Overview
At a time when distance is the order of the day, when the earth and the skies sum up a bruised planetary environment, at a time when the harsh health crises that humanity has always endured are being updated, it seemed essential to return to this 'essential', which has suddenly (re)become a unifying force. And while our everyday lives have become shaky and we're trying to find our place, there's still an urgent need to look at the fundamentals themselves. The ground that our feet tread, the clouds that continue their calm course, the common, in the plurality of its meanings, seems, curiously enough, to be relearning. This accepted commonality that we no longer look at seems to be crying out for non-invisibilisation, this shared commonality that cannot be envisaged will no longer accept silence. The very thing that sums up the basis of everything, and that made Herman de Vries say "all this here", is reflected in art. 
The skies of Franco-Mexican artist Adam Bogey and the lands of Dutch artist Herman de Vries are reminiscent of the two primordial acme points that have shaped this beautiful world, which is still frightened today.
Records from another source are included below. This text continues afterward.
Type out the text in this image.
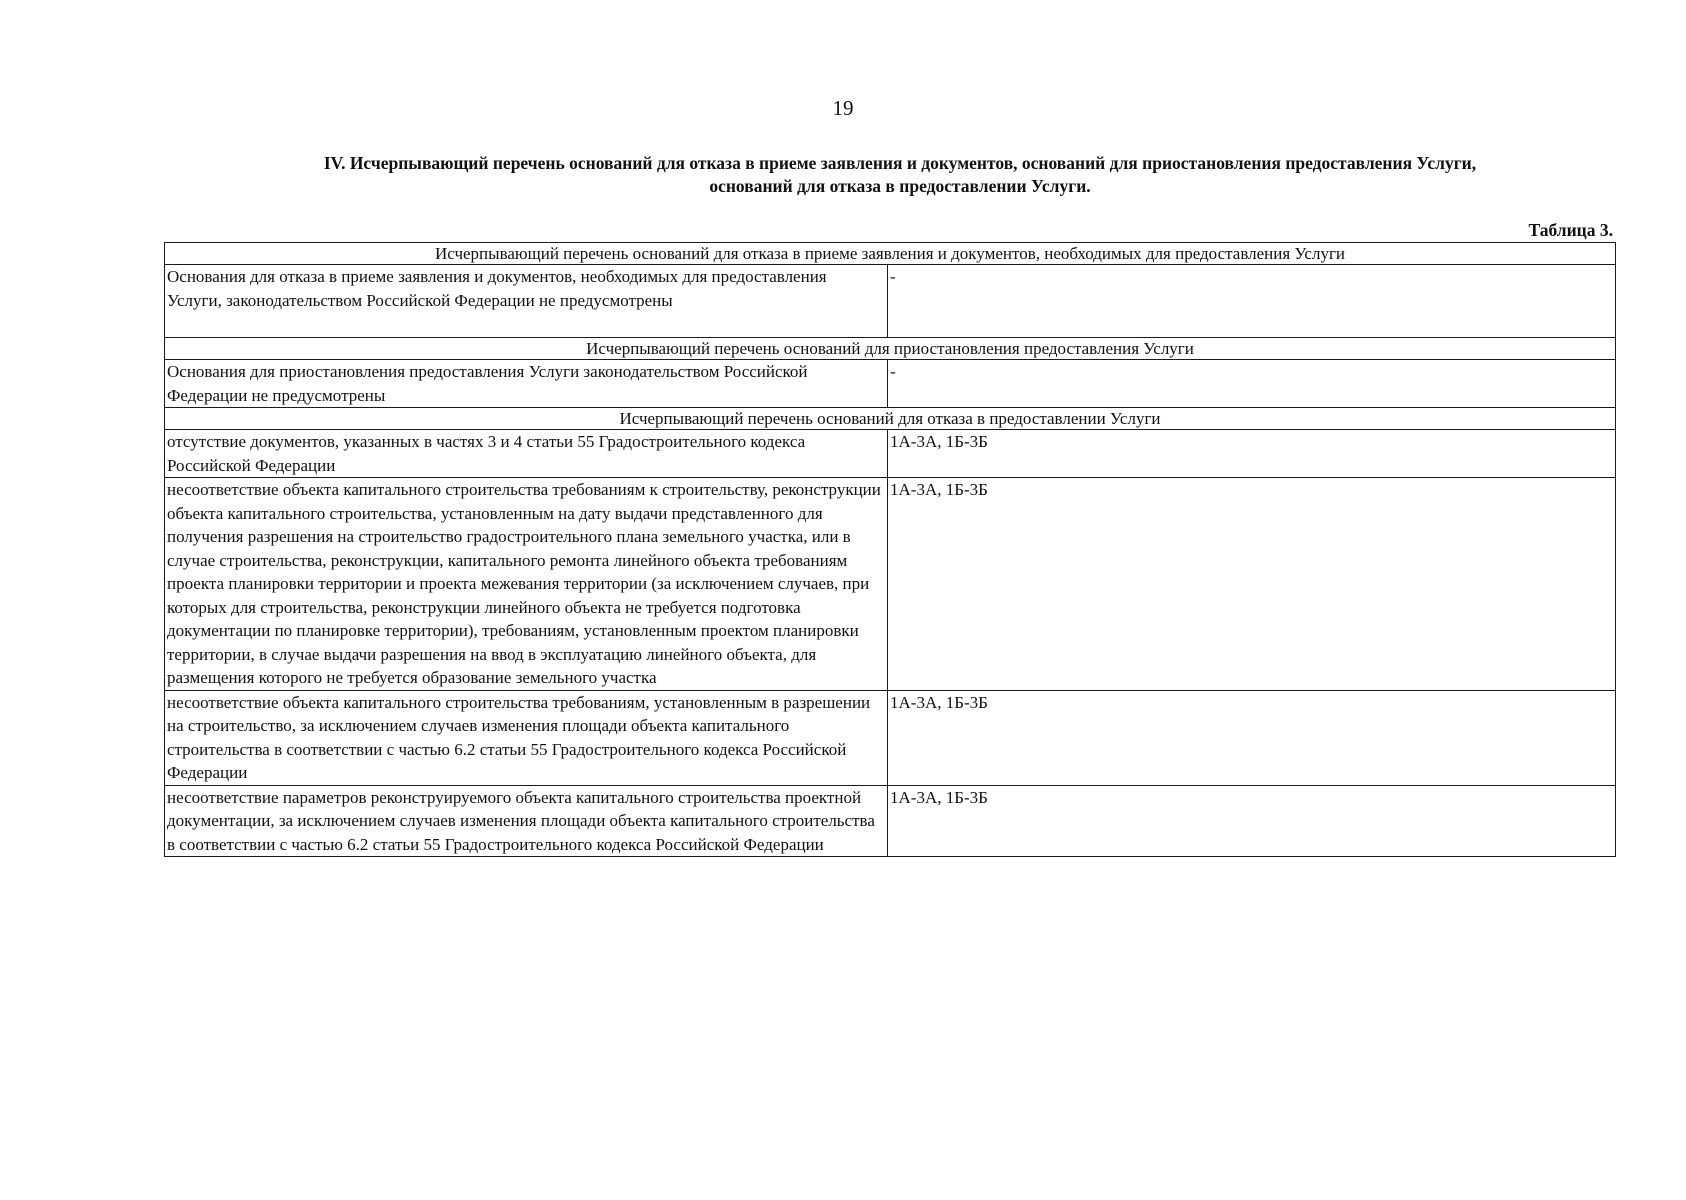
19
IV. Исчерпывающий перечень оснований для отказа в приеме заявления и документов, оснований для приостановления предоставления Услуги,
оснований для отказа в предоставлении Услуги.
Таблица 3.
Исчерпывающий перечень оснований для отказа в приеме заявления и документов, необходимых для предоставления Услуги	
Основания для отказа в приеме заявления и документов, необходимых для предоставления Услуги, законодательством Российской Федерации не предусмотрены	-
Исчерпывающий перечень оснований для приостановления предоставления Услуги	
Основания для приостановления предоставления Услуги законодательством Российской Федерации не предусмотрены	-
Исчерпывающий перечень оснований для отказа в предоставлении Услуги	
отсутствие документов, указанных в частях 3 и 4 статьи 55 Градостроительного кодекса Российской Федерации	1А-3А, 1Б-3Б
несоответствие объекта капитального строительства требованиям к строительству, реконструкции объекта капитального строительства, установленным на дату выдачи представленного для получения разрешения на строительство градостроительного плана земельного участка, или в случае строительства, реконструкции, капитального ремонта линейного объекта требованиям проекта планировки территории и проекта межевания территории (за исключением случаев, при которых для строительства, реконструкции линейного объекта не требуется подготовка документации по планировке территории), требованиям, установленным проектом планировки территории, в случае выдачи разрешения на ввод в эксплуатацию линейного объекта, для размещения которого не требуется образование земельного участка	1А-3А, 1Б-3Б
несоответствие объекта капитального строительства требованиям, установленным в разрешении на строительство, за исключением случаев изменения площади объекта капитального строительства в соответствии с частью 6.2 статьи 55 Градостроительного кодекса Российской Федерации	1А-3А, 1Б-3Б
несоответствие параметров реконструируемого объекта капитального строительства проектной документации, за исключением случаев изменения площади объекта капитального строительства в соответствии с частью 6.2 статьи 55 Градостроительного кодекса Российской Федерации	1А-3А, 1Б-3Б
Above and below, the origins of all myths, are certainly its primary substance.
Here, between the two artists, Gaia, the creative mother earth, meets Ouranos, the god of Heaven and Spirit, in a timeless idea of union with the only perceptible link. Between them, they sum up the beginning of everything and give birth to a fragile link that visitors will have to stretch themselves: the horizon. Adam Bogey's 'Fuegos' series, with its flat tints of colour, contains a myriad of references to his dual nationality. The warm hues he employs draw on pre-Hispanic pigments, the frescoes of Diego Rivera, and the softness of Claude Monet; but they also evoke harsher, more contemporary influences. This series emerged in 2019, when he witnessed the terrible fires that destroyed
Australia and the Amazon, powerless alongside the rest of the planet. Low, tortured, torn, these streaks of colour are charged with the contemporary fears of a despairing nature that has always fascinated and that museums have been hanging on their walls for centuries. The sense of the sublime to be found in the paintings of Claude Lorrain or Turner and in Delacroix's studies of the sky echoes strangely with the kitsch of the deafening iconographic base of the sunset photographs that the beginnings of the digital era exploited to great effect. The distant, omnipresent and vast space that is the sky, fantasised to excess, is here reduced to a primary, crude and sometimes coarse breath, that of an oil pastel tracing a mysterious blend.
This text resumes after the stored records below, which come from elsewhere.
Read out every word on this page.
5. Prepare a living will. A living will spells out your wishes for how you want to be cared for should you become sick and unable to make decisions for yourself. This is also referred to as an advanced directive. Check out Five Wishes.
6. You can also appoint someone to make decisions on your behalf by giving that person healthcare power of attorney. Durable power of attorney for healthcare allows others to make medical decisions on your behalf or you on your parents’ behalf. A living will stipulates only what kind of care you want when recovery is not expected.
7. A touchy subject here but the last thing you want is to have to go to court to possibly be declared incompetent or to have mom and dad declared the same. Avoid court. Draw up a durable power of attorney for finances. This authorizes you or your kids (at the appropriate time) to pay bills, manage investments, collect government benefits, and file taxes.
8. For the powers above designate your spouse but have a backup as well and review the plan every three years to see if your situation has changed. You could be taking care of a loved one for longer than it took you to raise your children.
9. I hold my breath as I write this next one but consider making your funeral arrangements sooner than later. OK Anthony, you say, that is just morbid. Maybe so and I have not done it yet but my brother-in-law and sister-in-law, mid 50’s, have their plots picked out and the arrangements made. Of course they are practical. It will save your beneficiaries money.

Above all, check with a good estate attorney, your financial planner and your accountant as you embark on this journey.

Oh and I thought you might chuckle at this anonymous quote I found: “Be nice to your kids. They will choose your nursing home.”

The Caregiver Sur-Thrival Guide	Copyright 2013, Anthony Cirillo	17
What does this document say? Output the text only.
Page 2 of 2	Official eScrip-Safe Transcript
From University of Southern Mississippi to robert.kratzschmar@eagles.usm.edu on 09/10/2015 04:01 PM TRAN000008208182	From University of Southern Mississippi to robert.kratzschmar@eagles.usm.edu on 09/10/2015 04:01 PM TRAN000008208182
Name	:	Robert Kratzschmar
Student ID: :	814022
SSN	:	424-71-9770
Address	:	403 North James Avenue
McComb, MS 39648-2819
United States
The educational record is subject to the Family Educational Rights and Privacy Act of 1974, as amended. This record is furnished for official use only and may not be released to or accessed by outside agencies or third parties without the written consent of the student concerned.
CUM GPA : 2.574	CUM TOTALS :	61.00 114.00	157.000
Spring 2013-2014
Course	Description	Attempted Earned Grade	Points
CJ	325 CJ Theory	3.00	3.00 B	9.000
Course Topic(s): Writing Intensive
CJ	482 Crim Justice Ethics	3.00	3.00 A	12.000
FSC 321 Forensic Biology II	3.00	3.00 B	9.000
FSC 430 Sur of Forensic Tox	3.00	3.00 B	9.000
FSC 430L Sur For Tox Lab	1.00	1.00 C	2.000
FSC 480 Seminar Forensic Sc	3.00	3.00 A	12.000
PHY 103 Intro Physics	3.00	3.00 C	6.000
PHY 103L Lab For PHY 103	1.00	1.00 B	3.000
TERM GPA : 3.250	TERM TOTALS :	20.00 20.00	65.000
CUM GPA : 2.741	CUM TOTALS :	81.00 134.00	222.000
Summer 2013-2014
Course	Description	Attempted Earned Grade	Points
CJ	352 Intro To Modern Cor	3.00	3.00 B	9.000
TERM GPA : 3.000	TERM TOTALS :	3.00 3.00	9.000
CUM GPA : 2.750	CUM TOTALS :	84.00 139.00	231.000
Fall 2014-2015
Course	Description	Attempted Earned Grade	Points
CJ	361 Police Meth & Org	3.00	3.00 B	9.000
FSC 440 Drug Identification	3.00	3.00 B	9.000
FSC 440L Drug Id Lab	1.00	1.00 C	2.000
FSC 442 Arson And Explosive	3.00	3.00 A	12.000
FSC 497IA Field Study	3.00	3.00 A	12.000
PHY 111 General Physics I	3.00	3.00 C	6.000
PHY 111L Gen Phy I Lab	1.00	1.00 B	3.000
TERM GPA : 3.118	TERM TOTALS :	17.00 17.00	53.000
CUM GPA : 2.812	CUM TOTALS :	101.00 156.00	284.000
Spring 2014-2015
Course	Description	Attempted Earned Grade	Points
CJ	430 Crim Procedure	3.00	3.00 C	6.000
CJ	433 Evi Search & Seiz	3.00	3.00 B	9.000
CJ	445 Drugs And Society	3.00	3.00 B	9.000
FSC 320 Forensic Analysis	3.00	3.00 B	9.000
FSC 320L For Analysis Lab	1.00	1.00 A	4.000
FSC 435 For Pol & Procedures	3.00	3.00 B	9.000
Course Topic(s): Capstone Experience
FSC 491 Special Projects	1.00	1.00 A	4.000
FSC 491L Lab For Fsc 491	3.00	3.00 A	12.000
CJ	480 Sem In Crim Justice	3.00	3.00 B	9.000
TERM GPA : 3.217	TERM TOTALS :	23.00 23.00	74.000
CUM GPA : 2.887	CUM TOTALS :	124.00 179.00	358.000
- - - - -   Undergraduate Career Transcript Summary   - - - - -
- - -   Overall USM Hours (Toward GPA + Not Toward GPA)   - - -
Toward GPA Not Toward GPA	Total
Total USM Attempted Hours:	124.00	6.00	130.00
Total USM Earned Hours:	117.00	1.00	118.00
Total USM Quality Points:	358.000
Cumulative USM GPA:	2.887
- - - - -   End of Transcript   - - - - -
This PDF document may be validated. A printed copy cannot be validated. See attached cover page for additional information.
What might be seen as a reminder of prehistoric tracing appears differently in the essential gesture of herman de vries' hand. On the surface of From earth, on paper, he sprinkles earth from different parts of the world and spreads it with his fingertips (mostly his thumb) in straight, regular movements. This effleurement engages a behaviour that should resonate with each and every one of us: caressing, becoming aware of and contemplating the ground on which we walk. Through this ritual gesture, the artist makes sacred what he touches and offers to be seen. By extracting the supposed banality of what we tend to enclose in concrete, and bringing it to the wall, he gives it back the full extent of its importance. 
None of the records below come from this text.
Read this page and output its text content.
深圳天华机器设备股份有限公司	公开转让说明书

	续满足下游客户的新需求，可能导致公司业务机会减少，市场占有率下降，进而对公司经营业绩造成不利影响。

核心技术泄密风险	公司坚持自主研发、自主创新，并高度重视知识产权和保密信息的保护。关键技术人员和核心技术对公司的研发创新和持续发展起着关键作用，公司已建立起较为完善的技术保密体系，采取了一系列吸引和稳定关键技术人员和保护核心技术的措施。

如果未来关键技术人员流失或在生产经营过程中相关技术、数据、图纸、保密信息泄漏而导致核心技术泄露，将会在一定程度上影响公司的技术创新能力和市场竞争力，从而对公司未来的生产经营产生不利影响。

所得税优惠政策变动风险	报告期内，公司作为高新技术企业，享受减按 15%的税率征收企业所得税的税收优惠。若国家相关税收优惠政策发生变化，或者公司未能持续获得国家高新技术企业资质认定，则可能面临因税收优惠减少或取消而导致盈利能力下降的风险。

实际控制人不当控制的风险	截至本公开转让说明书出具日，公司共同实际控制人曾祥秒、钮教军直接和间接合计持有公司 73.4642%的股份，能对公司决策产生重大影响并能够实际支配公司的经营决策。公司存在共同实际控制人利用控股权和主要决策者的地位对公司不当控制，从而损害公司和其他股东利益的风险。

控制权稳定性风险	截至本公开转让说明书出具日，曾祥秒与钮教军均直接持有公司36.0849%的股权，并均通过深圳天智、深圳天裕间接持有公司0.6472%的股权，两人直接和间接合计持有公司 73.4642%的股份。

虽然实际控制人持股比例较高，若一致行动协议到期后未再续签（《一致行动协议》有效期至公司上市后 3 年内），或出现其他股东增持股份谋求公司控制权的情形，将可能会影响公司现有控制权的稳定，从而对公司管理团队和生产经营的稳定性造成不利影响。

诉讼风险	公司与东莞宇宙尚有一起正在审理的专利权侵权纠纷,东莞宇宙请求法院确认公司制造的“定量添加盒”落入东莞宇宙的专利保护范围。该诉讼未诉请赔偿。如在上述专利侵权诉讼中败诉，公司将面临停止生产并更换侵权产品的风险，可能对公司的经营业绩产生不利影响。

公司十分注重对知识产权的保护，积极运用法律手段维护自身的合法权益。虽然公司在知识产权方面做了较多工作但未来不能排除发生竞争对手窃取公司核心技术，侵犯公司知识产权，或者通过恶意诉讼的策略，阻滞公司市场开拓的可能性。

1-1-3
Bogey and de Vries are united in a message that goes beyond ecological considerations. They force us to stop and think about what, although immensely complex, is still seen by some as something to be conquered: the sky and the earth. With their respective brushstrokes, each at one end of the athmosphere, one close to post-impressionism, the other to minimalism, Bogey and de vries remind us that it is important to update the status of an artist as a passer-by of reality, so as to be better able to linger on it.